Tolcher A W, Gelmon K A
British Columbia Cancer Agency, Vancouver, Canada.
Semin Oncol. 1995 Aug;22(4 Suppl 8):28-32.
Paclitaxel (Taxol; Bristol-Myers Squibb Company, Princeton, NJ) administered in a 3-hour infusion exhibits both a rapid decline to, and recovery from, the hematologic nadir. This suggests that a biweekly administration schedule of this agent either alone or in combination with agents that have limited hematologic toxicity may be possible. The objective of this study was to determine the tolerability and activity of biweekly administered paclitaxel in combination with cisplatin in patients with metastatic breast cancer. Patients with metastatic breast cancer who may have received up to one prior chemotherapy regimen in the adjuvant setting were eligible. Paclitaxel was administered intravenously by a 3-hour infusion followed by intravenous cisplatin every 2 weeks in the ambulatory setting. Twenty-nine patients have been entered in the study, of whom 27 had received prior adjuvant chemotherapy. Dose-limiting toxicity for the phase I study proved to be failure to recover the neutrophil count to more than 750 cells/microL by day 15; the maximum tolerated dose was therefore paclitaxel 90 mg/m2 and cisplatin 60 mg/m2 every 2 weeks. Nonhematologic toxicities were mild and included fatigue, arthralgias, peripheral neuropathy, and nausea and vomiting. At the present analysis, 234 cycles of treatment have been given. Among 27 patients evaluable for response (four of whom are still receiving therapy), three have had complete remissions and 18 partial responses, for an interim overall response rate of 78%. In summary, weekly paclitaxel and cisplatin is a safe and active combination in the treatment of metastatic breast cancer. Final determination of toxicity and activity will be published at the conclusion of this study.

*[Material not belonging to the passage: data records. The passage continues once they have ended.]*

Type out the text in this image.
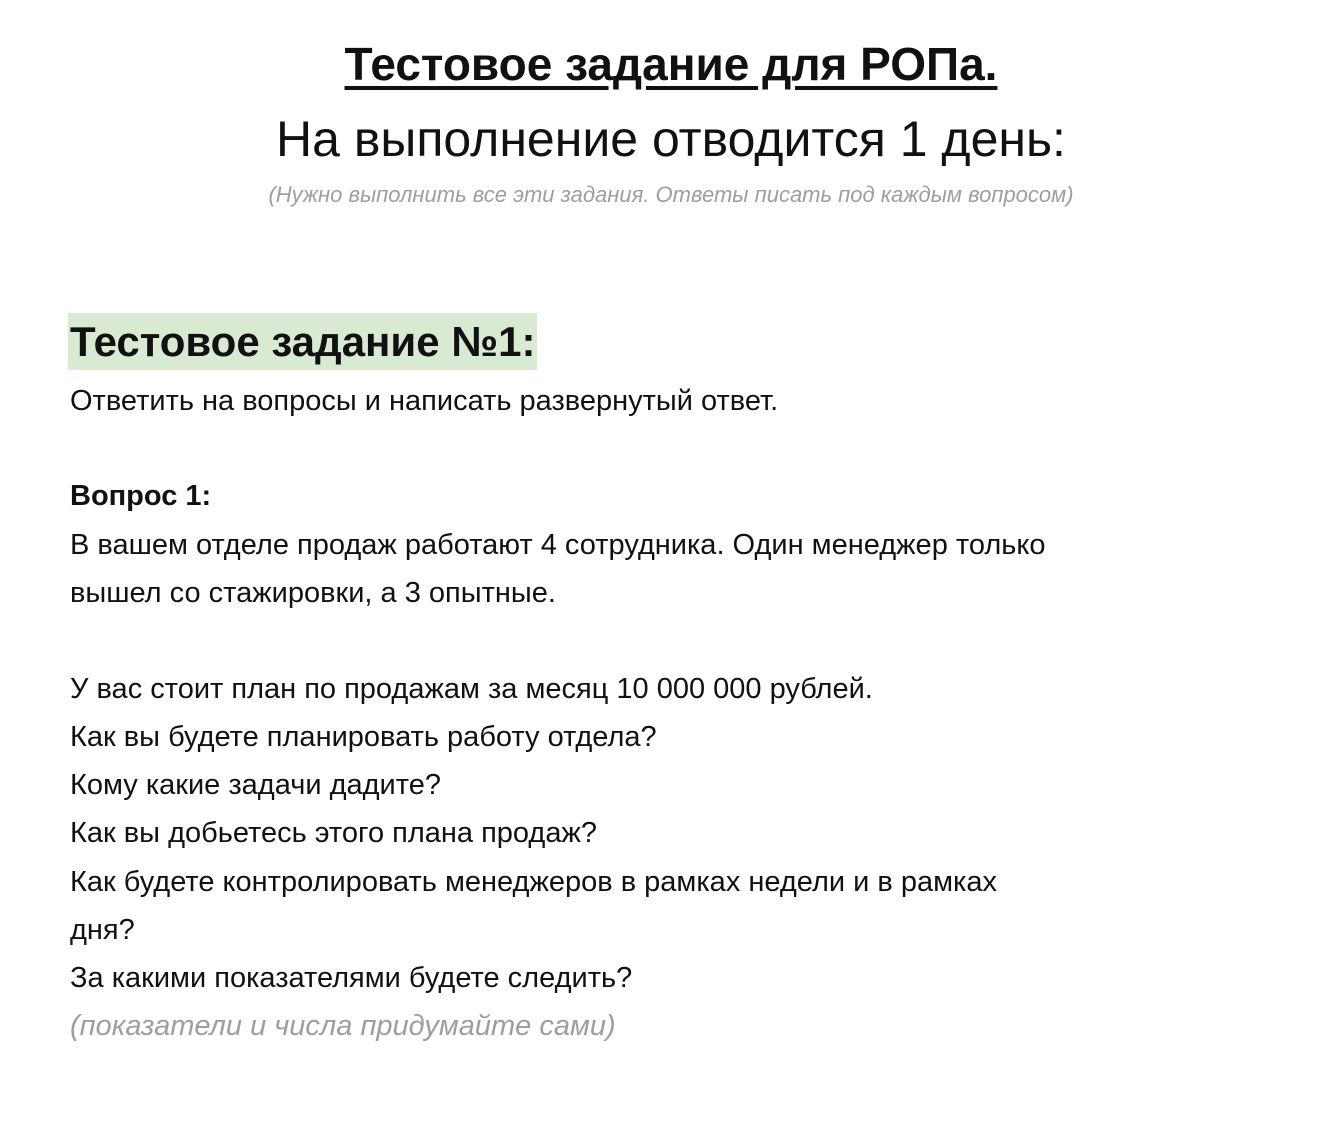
Тестовое задание для РОПа.
На выполнение отводится 1 день:

(Нужно выполнить все эти задания. Ответы писать под каждым вопросом)

Тестовое задание №1:

Ответить на вопросы и написать развернутый ответ.

Вопрос 1:

В вашем отделе продаж работают 4 сотрудника. Один менеджер только

вышел со стажировки, а 3 опытные.

У вас стоит план по продажам за месяц 10 000 000 рублей.

Как вы будете планировать работу отдела?

Кому какие задачи дадите?

Как вы добьетесь этого плана продаж?

Как будете контролировать менеджеров в рамках недели и в рамках

дня?

За какими показателями будете следить?

(показатели и числа придумайте сами)
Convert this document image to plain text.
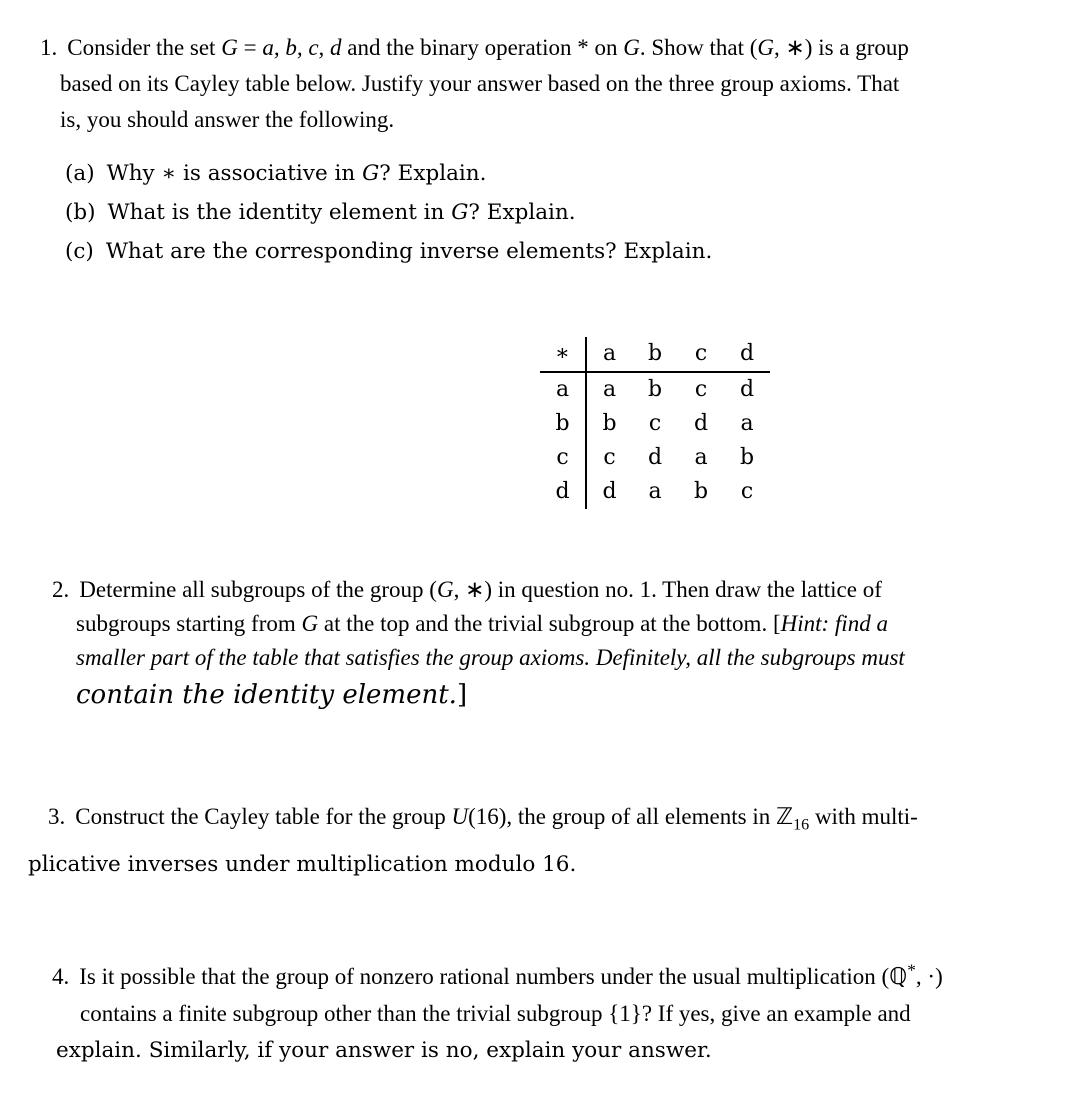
1. Consider the set G = a, b, c, d and the binary operation * on G. Show that (G, ∗) is a group
based on its Cayley table below. Justify your answer based on the three group axioms. That
is, you should answer the following.
(a) Why ∗ is associative in G? Explain.
(b) What is the identity element in G? Explain.
(c) What are the corresponding inverse elements? Explain.
∗	a	b	c	d
a	a	b	c	d
b	b	c	d	a
c	c	d	a	b
d	d	a	b	c
2. Determine all subgroups of the group (G, ∗) in question no. 1. Then draw the lattice of
subgroups starting from G at the top and the trivial subgroup at the bottom. [Hint: find a
smaller part of the table that satisfies the group axioms. Definitely, all the subgroups must
contain the identity element.]
3. Construct the Cayley table for the group U(16), the group of all elements in ℤ$_{16}$ with multi-
plicative inverses under multiplication modulo 16.
4. Is it possible that the group of nonzero rational numbers under the usual multiplication (ℚ*, ·)
contains a finite subgroup other than the trivial subgroup {1}? If yes, give an example and
explain. Similarly, if your answer is no, explain your answer.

紫杉醇(泰素;百时美施贵宝公司,新泽西州普林斯顿)在3小时输注过程中,血液学最低点迅速下降并恢复。这表明,该药物单独或与血液学毒性有限的药物联合使用,每两周给药一次的方案可能可行。本研究的目的是确定每两周给药一次的紫杉醇联合顺铂治疗转移性乳腺癌患者的耐受性和活性。在辅助治疗中可能接受过最多一种先前化疗方案的转移性乳腺癌患者符合条件。在门诊环境中,每2周静脉输注3小时紫杉醇,随后静脉输注顺铂。29名患者进入该研究,其中27名接受过先前的辅助化疗。I期研究的剂量限制性毒性被证明是在第15天时中性粒细胞计数未能恢复到超过750个细胞/微升;因此,最大耐受剂量为每2周紫杉醇90mg/m²和顺铂60mg/m²。非血液学毒性较轻,包括疲劳、关节痛、周围神经病变以及恶心和呕吐。在目前的分析中,已经进行了234个治疗周期。在27名可评估反应的患者中(其中4名仍在接受治疗),3名完全缓解,18名部分缓解,中期总缓解率为78%。总之,每周一次的紫杉醇和顺铂联合治疗转移性乳腺癌是一种安全有效的组合。毒性和活性的最终测定将在本研究结束时公布。